Life Cycle Cost Analysis

The underlying life cycle concept [implemented in HDM-4], is the same for project, programme, and strategic analysis. In each case, the model predicts the life cycle pavement conditions and costs over a specified analysis period under a user specified scenario of circumstances. The primary cost set includes the cost of capital investment, maintenance, and vehicle operating costs, to which travel time costs can be added as an option. The societal costs of accidents, energy consumption and/or environmental pollution may also be included.

Interacting sets of costs, related to those incurred by the administration and those incurred by road users, are added together over time in discounted present values. Costs are determined by first predicting physical quantities of resource consumption and then multiplying those by their unit prices or costs. Economic benefits are then determined by comparing the total cost streams for various maintenance and construction alternatives with a base case [do nothing or do minimum alternative], usually representing minimal routine maintenance.

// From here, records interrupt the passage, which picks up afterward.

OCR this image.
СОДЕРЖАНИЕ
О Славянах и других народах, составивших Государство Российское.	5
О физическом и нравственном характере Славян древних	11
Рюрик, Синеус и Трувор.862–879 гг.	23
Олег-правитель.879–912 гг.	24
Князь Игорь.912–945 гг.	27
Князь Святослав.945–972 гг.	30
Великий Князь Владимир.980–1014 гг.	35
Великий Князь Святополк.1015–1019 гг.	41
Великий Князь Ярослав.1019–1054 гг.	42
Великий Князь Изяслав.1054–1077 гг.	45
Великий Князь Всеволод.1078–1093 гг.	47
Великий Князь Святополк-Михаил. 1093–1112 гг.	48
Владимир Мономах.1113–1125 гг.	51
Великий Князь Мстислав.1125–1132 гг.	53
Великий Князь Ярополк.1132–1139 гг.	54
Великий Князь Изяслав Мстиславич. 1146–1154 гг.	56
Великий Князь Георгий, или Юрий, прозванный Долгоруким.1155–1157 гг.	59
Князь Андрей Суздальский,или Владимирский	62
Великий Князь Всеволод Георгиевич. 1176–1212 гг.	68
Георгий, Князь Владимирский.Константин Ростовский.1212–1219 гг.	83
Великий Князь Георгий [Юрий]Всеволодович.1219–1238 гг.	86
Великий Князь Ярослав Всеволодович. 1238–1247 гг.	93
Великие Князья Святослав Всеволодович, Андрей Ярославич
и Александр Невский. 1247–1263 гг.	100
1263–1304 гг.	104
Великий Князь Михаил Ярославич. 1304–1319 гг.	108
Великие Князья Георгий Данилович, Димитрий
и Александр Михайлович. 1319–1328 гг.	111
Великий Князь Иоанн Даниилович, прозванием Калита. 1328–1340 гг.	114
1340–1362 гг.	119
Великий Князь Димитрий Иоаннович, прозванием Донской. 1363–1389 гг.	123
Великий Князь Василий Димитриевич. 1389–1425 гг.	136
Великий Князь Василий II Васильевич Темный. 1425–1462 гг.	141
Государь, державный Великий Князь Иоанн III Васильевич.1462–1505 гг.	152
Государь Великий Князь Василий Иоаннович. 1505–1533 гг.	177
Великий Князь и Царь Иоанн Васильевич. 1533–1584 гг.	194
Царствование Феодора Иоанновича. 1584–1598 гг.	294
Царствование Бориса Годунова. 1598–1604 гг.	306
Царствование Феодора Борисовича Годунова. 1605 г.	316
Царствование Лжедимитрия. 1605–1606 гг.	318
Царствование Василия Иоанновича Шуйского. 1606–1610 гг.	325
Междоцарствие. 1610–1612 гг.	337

The value of life cycle cost analysis is that it provides a tool for evaluation of resource trade-offs and prioritisation for a longer period of years than is normally used for capital budgeting decisions. Road investments [periodic maintenance, capacity and safety improvements, and new works] have useful lives of 5-25 years. Expenditure decisions must weigh the trade-offs between ranges of investment cost values which would produce a range of consequences in terms of the rate of asset deterioration. The choices will impact road user costs and the total asset preservation costs over a relative long time horizon. Life cycle analysis evaluates streams of costs and benefits over the user specified time horizon.